Rust is going down the track of making abstractions and hidden costs obvious. Let’s continue this ride. Why hide the true identity of a type behind an alias when the straightforward method is so much more powerful?

To echo @loonyphoenix, I came away with this exact same understanding after reading the guides/examples. As a beginner option 1 seems to be the best choice. Grooming beginners to safe practices at entry is what I expect with Rust. And while I doubt it can be strictly enforced like the borrow checker, I would prefer to be guided in the right direction, rather than just sweeping the underling "problem" under the rug, (option 2).

That is an excellent point; no matter how nice we make pure BigInt computation, the fact is that they're still non-Copy data which is a pretty fundamental difference from e.g. i64, and has (IMO) unavoidable ergonomic consequences.

Actually, this isn't quite right: you could imagine marking certain types as "implicit Clone". But that would be a massive departure from Rust's current design and conventions.

This means that there's no point in future-proofing int for a faster BigNum.

Yes, I agree.

Please no "implicit Clone." We have that in C++ and expensive copies you can't easily see is still a big problem. Far less now with C++11 and move ctors, but avoiding hidden expensive copies is still a big part of C++ cruftiness.

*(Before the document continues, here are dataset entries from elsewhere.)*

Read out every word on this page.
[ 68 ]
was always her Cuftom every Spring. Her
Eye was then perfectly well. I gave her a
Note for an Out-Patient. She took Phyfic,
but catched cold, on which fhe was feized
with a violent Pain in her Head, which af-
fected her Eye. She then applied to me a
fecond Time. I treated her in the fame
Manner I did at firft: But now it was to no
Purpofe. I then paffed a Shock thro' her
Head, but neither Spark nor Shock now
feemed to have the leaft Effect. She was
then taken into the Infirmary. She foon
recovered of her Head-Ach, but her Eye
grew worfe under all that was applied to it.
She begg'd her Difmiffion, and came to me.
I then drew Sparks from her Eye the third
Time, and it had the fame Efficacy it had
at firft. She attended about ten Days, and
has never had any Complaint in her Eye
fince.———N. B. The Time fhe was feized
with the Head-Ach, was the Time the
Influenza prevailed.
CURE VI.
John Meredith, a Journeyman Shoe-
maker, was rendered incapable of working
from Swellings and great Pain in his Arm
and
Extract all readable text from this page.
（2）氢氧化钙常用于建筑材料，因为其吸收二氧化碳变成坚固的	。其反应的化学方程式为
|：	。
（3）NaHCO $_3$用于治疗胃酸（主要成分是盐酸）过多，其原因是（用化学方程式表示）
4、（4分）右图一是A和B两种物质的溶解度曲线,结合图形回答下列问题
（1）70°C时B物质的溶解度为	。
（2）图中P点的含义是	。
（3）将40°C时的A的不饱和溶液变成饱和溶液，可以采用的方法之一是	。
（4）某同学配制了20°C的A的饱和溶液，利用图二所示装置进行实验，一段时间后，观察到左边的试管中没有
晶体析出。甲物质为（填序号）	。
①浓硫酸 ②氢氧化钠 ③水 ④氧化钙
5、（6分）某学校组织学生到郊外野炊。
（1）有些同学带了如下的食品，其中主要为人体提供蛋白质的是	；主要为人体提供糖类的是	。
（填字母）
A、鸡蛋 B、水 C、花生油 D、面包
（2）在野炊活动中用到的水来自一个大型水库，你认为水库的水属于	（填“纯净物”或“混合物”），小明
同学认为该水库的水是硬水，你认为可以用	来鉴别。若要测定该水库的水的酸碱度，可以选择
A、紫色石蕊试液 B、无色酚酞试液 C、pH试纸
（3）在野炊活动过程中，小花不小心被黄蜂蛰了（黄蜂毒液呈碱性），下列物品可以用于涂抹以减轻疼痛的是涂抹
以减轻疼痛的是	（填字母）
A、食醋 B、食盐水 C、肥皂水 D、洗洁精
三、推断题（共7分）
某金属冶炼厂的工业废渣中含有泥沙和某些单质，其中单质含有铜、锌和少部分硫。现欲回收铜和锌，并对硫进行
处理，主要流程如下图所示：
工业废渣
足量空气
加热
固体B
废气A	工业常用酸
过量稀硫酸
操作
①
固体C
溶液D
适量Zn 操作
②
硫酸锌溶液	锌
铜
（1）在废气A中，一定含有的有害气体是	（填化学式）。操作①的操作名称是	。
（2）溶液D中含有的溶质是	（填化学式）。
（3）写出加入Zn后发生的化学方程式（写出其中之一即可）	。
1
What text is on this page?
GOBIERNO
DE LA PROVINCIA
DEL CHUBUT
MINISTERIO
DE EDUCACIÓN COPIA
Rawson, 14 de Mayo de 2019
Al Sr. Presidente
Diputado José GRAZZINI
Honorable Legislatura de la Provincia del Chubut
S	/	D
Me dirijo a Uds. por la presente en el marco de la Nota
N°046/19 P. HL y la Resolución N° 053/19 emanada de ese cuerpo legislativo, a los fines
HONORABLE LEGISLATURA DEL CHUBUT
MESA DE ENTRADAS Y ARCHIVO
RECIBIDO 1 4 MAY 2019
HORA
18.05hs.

Knowing that deep copies only happen explicitly after a .clone() call is a massive benefit of Rust over C++. Every time I mention this to other experienced C++ devs their eyes light up.

‘int’ as an alias for ‘i64’ falls on the wrong side of both reasons ‘int’ as a name is desirable - it is neither a real integer nor is it familiar to users coming from other languages. It also still assumes there’s something magical about the name ‘int’ that’s more desirable than ‘i64’, but what is that magical thing? It’s the same to type, it’s less explicit, it carries historical baggage, it’s redundant with an existing type and creates confusion about which between the two you should pick. If you think the convention should be 64-bit until proven otherwise, there’s no reason that convention couldn’t equally apply to the name ‘i64’ as to ‘int’.

What is the actual concrete advantage of aliasing?

If this line of reasoning proves to be flat-out wrong, adding it as an alias can be done backwards-compatibly post 1.0 (if you keep ‘int’ reserved). There’s no reason to commit to this now.

Yes, I agree, I was just saying it's possible to improve the ergonomics this way, but it'd be a huge change to Rust, and by no means a clearly desirable one.

The Guide uses int simply because that was what fallback used to be to, and then it was removed. It’s always been pending this decision for update.